Apache Flink Application: Real Time Analytics

 Real Time Analytics

    In this project I will be buidling an, Apache Flink application for real-time sales analytics which is  built using Docker Compose to orchestrate the necessary infrastructure components, including Apache Flink, Elasticsearch, and Postgres. The application processes financial transaction data from Kafka, performs aggregations, and stores the results in both Postgres and Elasticsearch for further analysis.

Project Architecture:

Project Components:

  • Apache Kafka: A distributed streaming platform that excels in publishing and subscribing to streams of records, storing these records, and processing them as they occur.
  • Apache Flink: A framework and distributed processing engine for stateful computations over unbounded and bounded data streams. Flink is known for its high throughput and low-latency streaming capabilities.
  • PostgreSQL (Postgres): A powerful, open-source object-relational database system known for its reliability, feature robustness, and performance.
  • Elasticsearch: A distributed, RESTful search and analytics engine capable of addressing a growing number of use cases.
  • Kibana: A data visualization dashboard for Elasticsearch. It provides visualization capabilities on top of the content indexed on an Elasticsearch cluster.

Project Flow:

  1. Data Ingestion: Data is ingested in real-time through Apache Kafka, which acts as the initial entry point for streaming data.
  2. Stream Processing: Apache Flink processes the streaming data, performing tasks such as aggregations, enrichments, or complex computations.
  3. Data Storage and Indexing: Processed data is then stored in PostgreSQL for transactional data needs and simultaneously indexed in Elasticsearch for real-time analytics.
  4. Visualization: Kibana is used to visualize and analyze data stored in Elasticsearch.

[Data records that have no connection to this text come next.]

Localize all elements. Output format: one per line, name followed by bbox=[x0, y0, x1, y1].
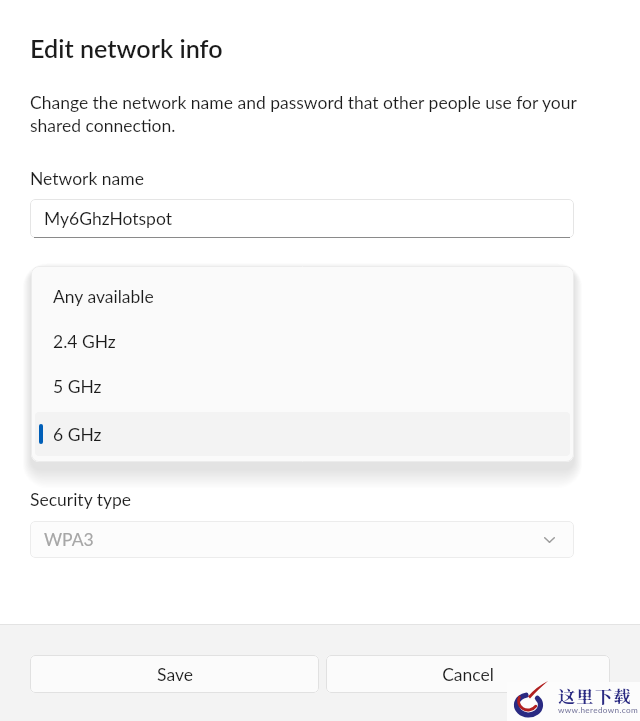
button[interactable]: Save bbox=[30, 655, 319, 693]
other: Site logo bbox=[506, 676, 550, 721]
staticText: Save bbox=[157, 664, 193, 685]
button[interactable]: 6 GHz bbox=[35, 412, 570, 456]
button[interactable]: WPA3 bbox=[30, 521, 574, 558]
staticText: Network name bbox=[30, 168, 144, 189]
button[interactable]: 5 GHz bbox=[35, 364, 570, 408]
button[interactable]: My6GhzHotspot bbox=[30, 199, 574, 238]
staticText: www.heredown.com bbox=[558, 705, 638, 715]
staticText: WPA3 bbox=[44, 529, 94, 550]
other: Expand security type bbox=[544, 537, 555, 543]
staticText: 5 GHz bbox=[53, 376, 102, 397]
staticText: Any available bbox=[53, 286, 154, 307]
staticText: Cancel bbox=[442, 664, 494, 685]
staticText: 2.4 GHz bbox=[53, 331, 116, 352]
staticText: 6 GHz bbox=[53, 424, 102, 445]
button[interactable]: Any available bbox=[35, 274, 570, 318]
staticText: Security type bbox=[30, 489, 132, 510]
staticText: 这里下载 bbox=[558, 683, 632, 707]
staticText: Change the network name and password tha… bbox=[30, 92, 577, 135]
staticText: Edit network info bbox=[30, 33, 223, 63]
button[interactable]: 2.4 GHz bbox=[35, 319, 570, 363]
staticText: My6GhzHotspot bbox=[44, 208, 172, 229]
button[interactable]: Cancel bbox=[326, 655, 610, 693]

Starting with project setup:

Setup system architecture on docker

    To begin, ensure you have Docker and Docker Compose installed on your system. Docker Compose will allow us to define and run multi-container Docker applications, which is ideal for setting up our stack.

docker-compose.yml

version: '3.8'
services:
  zookeeper:
    image: confluentinc/cp-zookeeper:7.4.0
    hostname: zookeeper
    container_name: zookeeper
    ports:
      - "2181:2181"
    environment:
      ZOOKEEPER_CLIENT_PORT: 2181
      ZOOKEEPER_TICK_TIME: 2000
    healthcheck:
      test: [ "CMD", "bash", "-c", "echo 'ruok' | nc localhost 2181" ]
      interval: 10s
      timeout: 5s
      retries: 5

  broker:
    image: confluentinc/cp-kafka:7.4.0
    hostname: broker
    container_name: broker
    depends_on:
      zookeeper:
        condition: service_healthy
    ports:
      - "9092:9092"
      - "9101:9101"
    environment:
      KAFKA_BROKER_ID: 1
      KAFKA_ZOOKEEPER_CONNECT: 'zookeeper:2181'
      KAFKA_LISTENER_SECURITY_PROTOCOL_MAP: PLAINTEXT:PLAINTEXT,PLAINTEXT_HOST:PLAINTEXT
      KAFKA_ADVERTISED_LISTENERS: PLAINTEXT://broker:29092,PLAINTEXT_HOST://localhost:9092
      KAFKA_OFFSETS_TOPIC_REPLICATION_FACTOR: 1
      KAFKA_GROUP_INITIAL_REBALANCE_DELAY_MS: 0
      KAFKA_CONFLUENT_LICENSE_TOPIC_REPLICATION_FACTOR: 1
      KAFKA_CONFLUENT_BALANCER_TOPIC_REPLICATION_FACTOR: 1
      KAFKA_TRANSACTION_STATE_LOG_MIN_ISR: 1
      KAFKA_TRANSACTION_STATE_LOG_REPLICATION_FACTOR: 1
      KAFKA_JMX_PORT: 9101
      KAFKA_JMX_HOSTNAME: localhost
    healthcheck:
      test: [ "CMD", "bash", "-c", 'nc -z localhost 9092' ]
      interval: 10s
      timeout: 5s
      retries: 5

  postgres:
    image: postgres:latest
    container_name: postgres
    ports:
      - "5432:5432"
    environment:
      POSTGRES_USER: postgres
      POSTGRES_PASSWORD: postgres
      POSTGRES_DB: postgres
    healthcheck:
      test: [ "CMD", "pg_isready", "-U", "postgres" ]
      interval: 10s
      timeout: 5s
      retries: 5

  elasticsearch:
    image: docker.elastic.co/elasticsearch/elasticsearch:8.11.1
    container_name: es-container
    environment:
      - xpack.security.enabled=false
      - discovery.type=single-node
    ports:
      - 9200:9200

  kibana:
    container_name: kb-container
    image: docker.elastic.co/kibana/kibana:8.11.1
    environment:
      - ELASTICSEARCH_HOSTS=http://es-container:9200
    depends_on:
      - elasticsearch
    ports:
      - 5601:5601

Now when I run docker compose up -d , all the services will get up and running

Setup Apache Flink

    Download and setup Apache flink

    Start Apache Flink
    
    To start a local cluster, run the bash script that comes with Flink:
    
    $ ./bin/start-cluster.sh

    On Web UI at localhost:8081 - I can  view the Flink dashboard and see that the cluster is up and running.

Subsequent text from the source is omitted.